Nesse primeiro post de 2020 gostaria de discutir um pouco sobre investimentos e como a forma de fazê-lo está mudando. Apesar de ser uma discussão bastante em alta recentemente por conta dos cenários de juros brasileiros, há alguns fatores de longo prazo que aparentemente as pessoas somente agora estão percebendo.

O primeiro fator é a continuidade por um tempo demasiadamente longo de títulos públicos de vários países pagando taxas muito baixas e em grande parte deles negativa.

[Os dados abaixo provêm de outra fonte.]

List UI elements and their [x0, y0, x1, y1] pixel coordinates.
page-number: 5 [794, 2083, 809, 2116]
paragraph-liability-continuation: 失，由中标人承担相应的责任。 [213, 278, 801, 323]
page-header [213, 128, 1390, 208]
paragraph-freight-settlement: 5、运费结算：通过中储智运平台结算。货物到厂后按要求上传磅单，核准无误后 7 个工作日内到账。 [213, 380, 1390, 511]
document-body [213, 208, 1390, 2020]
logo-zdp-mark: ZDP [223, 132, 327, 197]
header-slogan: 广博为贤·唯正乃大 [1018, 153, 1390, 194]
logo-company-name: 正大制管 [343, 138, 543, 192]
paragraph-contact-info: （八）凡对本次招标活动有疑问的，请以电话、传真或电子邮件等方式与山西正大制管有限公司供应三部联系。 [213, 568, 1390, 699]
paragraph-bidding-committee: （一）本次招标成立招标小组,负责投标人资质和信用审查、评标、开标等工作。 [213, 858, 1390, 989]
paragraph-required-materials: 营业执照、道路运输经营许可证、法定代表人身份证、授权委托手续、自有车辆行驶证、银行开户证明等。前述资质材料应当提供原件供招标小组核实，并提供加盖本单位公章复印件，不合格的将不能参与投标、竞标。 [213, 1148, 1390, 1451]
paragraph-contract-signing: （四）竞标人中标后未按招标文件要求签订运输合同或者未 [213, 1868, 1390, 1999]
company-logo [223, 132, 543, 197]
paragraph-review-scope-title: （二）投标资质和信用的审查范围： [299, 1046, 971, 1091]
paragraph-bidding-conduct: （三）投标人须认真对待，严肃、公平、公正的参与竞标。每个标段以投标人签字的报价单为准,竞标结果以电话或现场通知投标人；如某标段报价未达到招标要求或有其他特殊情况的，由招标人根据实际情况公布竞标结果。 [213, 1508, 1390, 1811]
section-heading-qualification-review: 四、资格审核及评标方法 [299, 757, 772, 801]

Uma das razões para isso do ponto de vista econômico é não aceitação dos efeitos econômicos da crise de 2008 a valor presente e a tentativa de diluir seu efeito em vários anos. O problema é que era difícil avaliar os efeitos colaterais dessa política, ou seja, o que estamos vendo hoje, onde as grandes economias não conseguem se livrar dessas políticas e reativar suas economias.

Um segundo fator é a maior globalização, que faz os efeitos de transmissão entre os países serem sentidos mais rápidos e em maior intensidade.

Arbitragem de juros é um dos canais de transmissão disso. Tudo mais igual, se os juros nos países desenvolvidos se mantem baixos os juros nos países emergentes tendem a cair também (tanto mais quanto menor o risco individual desse país).

Um terceiro fator que não pode ser ignorado é a tendência a desintermediação que está ocorrendo no mercado financeiro.

Se por um lado isso pode ajudar os mecanismos de transmissão dos juros à economia real, por outro podem complicar o multiplicador bancário (bancos tomando dinheiro emprestado e emprestando). Os estudos preliminares da moeda digital dos Bancos Centrais (CBDC) ressaltam esse fato.

Por outro lado, essa desintermediação faz com que uma nova categoria de investimentos esteja sendo criada no mundo, via as fintechs de crowdfunding e peertopeer lending, que conectam diretamente pessoas/empresas que precisam tomar dinheiro com investidores. Através delas já é possível aplicar diretamente em projetos ou dívida de maneira regulamentada e com uma diversificação e rentabilidade muito maior do que a maioria dos investimentos de risco.

Esses 3 fatores (juros persistentemente baixos, globalização e novas tecnologias) não são fatores que começaram a afetar ano passado. Já estão aí há muito tempo e vem se intensificando.

Dado esses três fatores para investir em 2020 será necessário ter uma cabeça mais global, estar atento as soluções que várias Fintechs estão trazendo e ter a consciência de que o parâmetro de juros do passado (para muitos os famosos 1% ao mês) ficou no passado e não deve voltar tão cedo.